Currently, the most significant risk that can jeopardize our project is that we may not be able to separate the speakers well enough for the Speech to Text model to produce usable captions. We spoke with Professor Sullivan about our circular microphone array, and he strongly recommended the use of a linear array for our application. There don’t seem to be any great options for prebuilt linear arrays online, as we could only find one specifically for the Raspberry Pi. The estimated shipping time for that array is a month, so for now we plan to continue working with the UMA-8. If the UMA-8 is too small for both beamforming and STFT, we will have to try building our own array out of separate microphones. This approach will add cost and potentially take a lot more time. None of us are familiar with the steps involved in recording from multiple microphones, so we hope to avoid that complication.

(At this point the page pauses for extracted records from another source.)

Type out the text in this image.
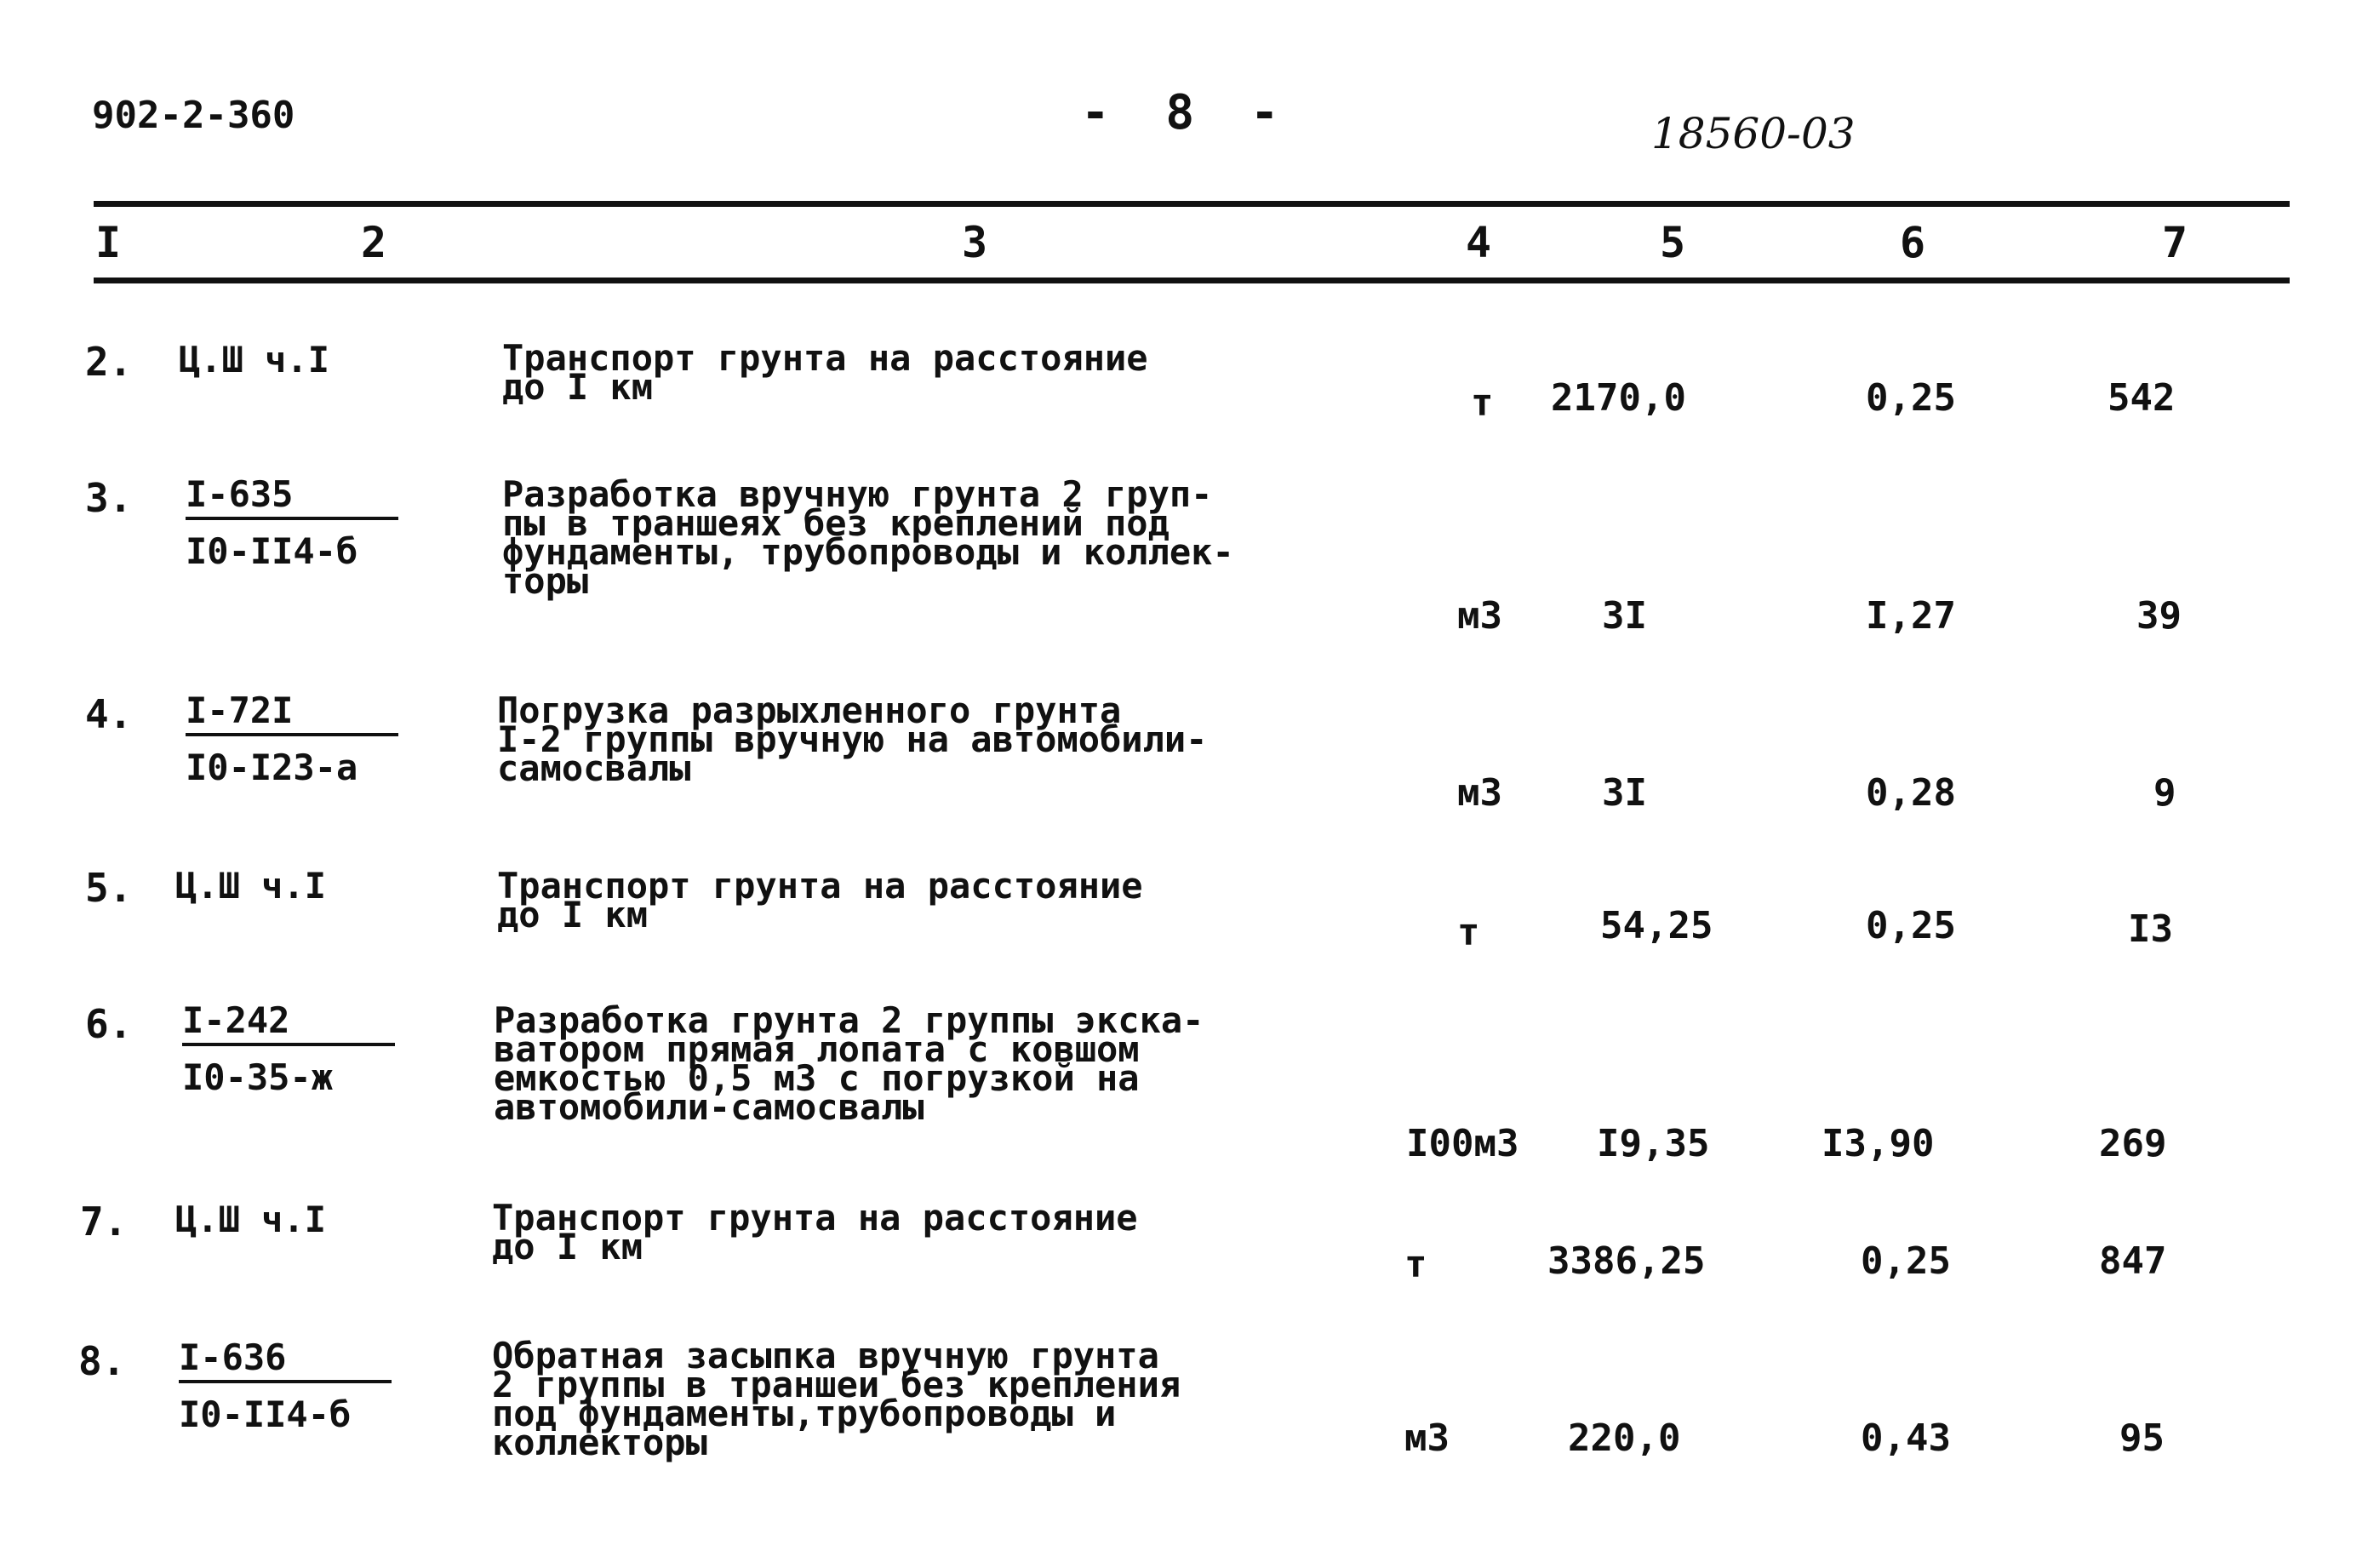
902-2-360	- 8 -	18560-03
I	2	3	4	5	6	7
2. Ц.Ш ч.I	Транспорт грунта на расстояние
до I км	т 2170,0	0,25	542
3. I-635
I0-II4-б
Разработка вручную грунта 2 груп-
пы в траншеях без креплений под
фундаменты, трубопроводы и коллек-
торы
м3	3I	I,27	39
4. I-72I
I0-I23-а
Погрузка разрыхленного грунта
I-2 группы вручную на автомобили-
самосвалы
м3	3I	0,28	9
5. Ц.Ш ч.I	Транспорт грунта на расстояние
до I км	т	54,25	0,25	I3
6. I-242
I0-35-ж
Разработка грунта 2 группы экска-
ватором прямая лопата с ковшом
емкостью 0,5 м3 с погрузкой на
автомобили-самосвалы
I00м3 I9,35	I3,90	269
7. Ц.Ш ч.I	Транспорт грунта на расстояние
до I км	т	3386,25	0,25	847
8. I-636
I0-II4-б
Обратная засыпка вручную грунта
2 группы в траншеи без крепления
под фундаменты,трубопроводы и
коллекторы	м3	220,0	0,43	95
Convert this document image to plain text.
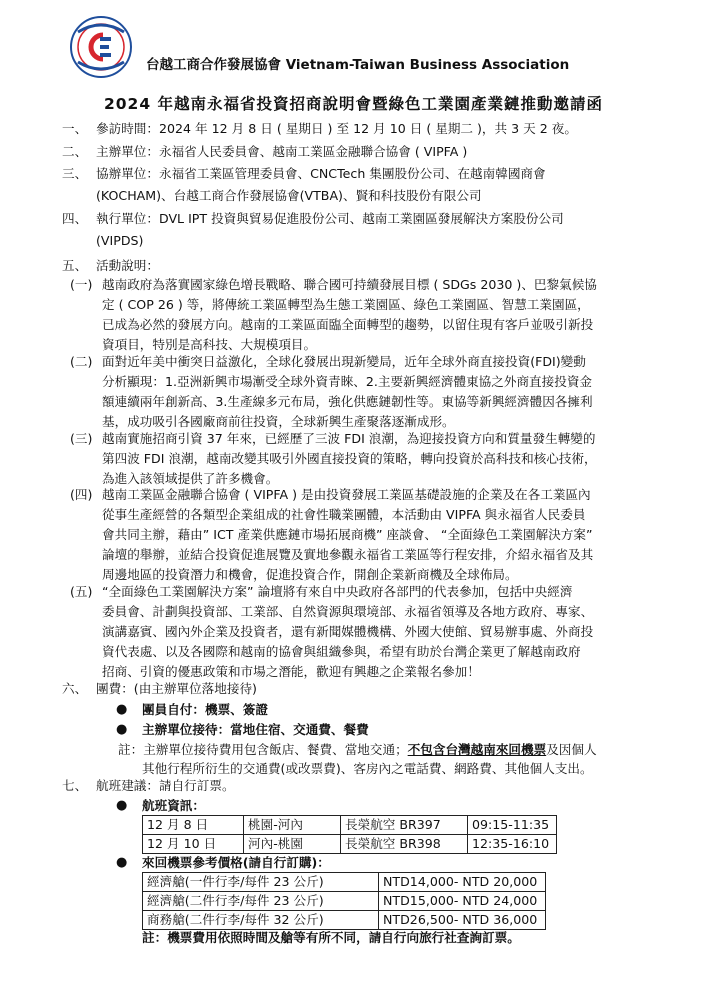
台越工商合作發展協會 Vietnam-Taiwan Business Association
2024 年越南永福省投資招商說明會暨綠色工業園產業鏈推動邀請函
一、 參訪時間：2024 年 12 月 8 日 ( 星期日 ) 至 12 月 10 日 ( 星期二 )，共 3 天 2 夜。
二、 主辦單位：永福省人民委員會、越南工業區金融聯合協會 ( VIPFA )
三、 協辦單位：永福省工業區管理委員會、CNCTech 集團股份公司、在越南韓國商會
(KOCHAM)、台越工商合作發展協會(VTBA)、賢和科技股份有限公司
四、 執行單位：DVL IPT 投資與貿易促進股份公司、越南工業園區發展解決方案股份公司
(VIPDS)
五、 活動說明：
(一) 越南政府為落實國家綠色增長戰略、聯合國可持續發展目標 ( SDGs 2030 )、巴黎氣候協
定 ( COP 26 ) 等，將傳統工業區轉型為生態工業園區、綠色工業園區、智慧工業園區，
已成為必然的發展方向。越南的工業區面臨全面轉型的趨勢，以留住現有客戶並吸引新投
資項目，特別是高科技、大規模項目。
(二) 面對近年美中衝突日益激化，全球化發展出現新變局，近年全球外商直接投資(FDI)變動
分析顯現：1.亞洲新興市場漸受全球外資青睞、2.主要新興經濟體東協之外商直接投資金
額連續兩年創新高、3.生產線多元布局，強化供應鏈韌性等。東協等新興經濟體因各擁利
基，成功吸引各國廠商前往投資，全球新興生產聚落逐漸成形。
(三) 越南實施招商引資 37 年來，已經歷了三波 FDI 浪潮，為迎接投資方向和質量發生轉變的
第四波 FDI 浪潮，越南改變其吸引外國直接投資的策略，轉向投資於高科技和核心技術，
為進入該領域提供了許多機會。
(四) 越南工業區金融聯合協會 ( VIPFA ) 是由投資發展工業區基礎設施的企業及在各工業區內
從事生產經營的各類型企業組成的社會性職業團體，本活動由 VIPFA 與永福省人民委員
會共同主辦，藉由” ICT 產業供應鏈市場拓展商機” 座談會、 “全面綠色工業園解決方案”
論壇的舉辦，並結合投資促進展覽及實地參觀永福省工業區等行程安排，介紹永福省及其
周邊地區的投資潛力和機會，促進投資合作，開創企業新商機及全球佈局。
(五) “全面綠色工業園解決方案” 論壇將有來自中央政府各部門的代表參加，包括中央經濟
委員會、計劃與投資部、工業部、自然資源與環境部、永福省領導及各地方政府、專家、
演講嘉賓、國內外企業及投資者，還有新聞媒體機構、外國大使館、貿易辦事處、外商投
資代表處、以及各國際和越南的協會與組織參與，希望有助於台灣企業更了解越南政府
招商、引資的優惠政策和市場之潛能，歡迎有興趣之企業報名參加！
六、 團費：(由主辦單位落地接待)
● 團員自付：機票、簽證
● 主辦單位接待：當地住宿、交通費、餐費
註：主辦單位接待費用包含飯店、餐費、當地交通；不包含台灣越南來回機票及因個人
其他行程所衍生的交通費(或改票費)、客房內之電話費、網路費、其他個人支出。
七、 航班建議：請自行訂票。
● 航班資訊：
12 月 8 日	桃園-河內	長榮航空 BR397	09:15-11:35
12 月 10 日	河內-桃園	長榮航空 BR398	12:35-16:10
● 來回機票參考價格(請自行訂購)：
經濟艙(一件行李/每件 23 公斤)	NTD14,000- NTD 20,000
經濟艙(二件行李/每件 23 公斤)	NTD15,000- NTD 24,000
商務艙(二件行李/每件 32 公斤)	NTD26,500- NTD 36,000
註：機票費用依照時間及艙等有所不同，請自行向旅行社查詢訂票。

One of the main changes we made from the proposal presentation is the use of a Jetson TX2 for all of the processing. We wanted to limit the amount of data movement that we would have to deal with, and the Jetson TX2 also provides consistent processing and I/O capability compared to the variability of the user’s laptop. Another key design choice we made was to use an HDMI to USB video capture card to transfer our final output to the user’s laptop. We based this off of the iContact project from Fall 2020. Both of these changes should greatly simplify our design and allow us to focus on the sound processing.
Our schedule remains pretty much the same as the one presented in the proposal presentation. Instead of having to worry about circuit wiring, however, we now just have to deal with the video capture card.
We were able to successfully use the TX2 to interface with the webcam and UMA-8 through a USB hub. We have now started to work with the video and audio data of what we hope to be our final components.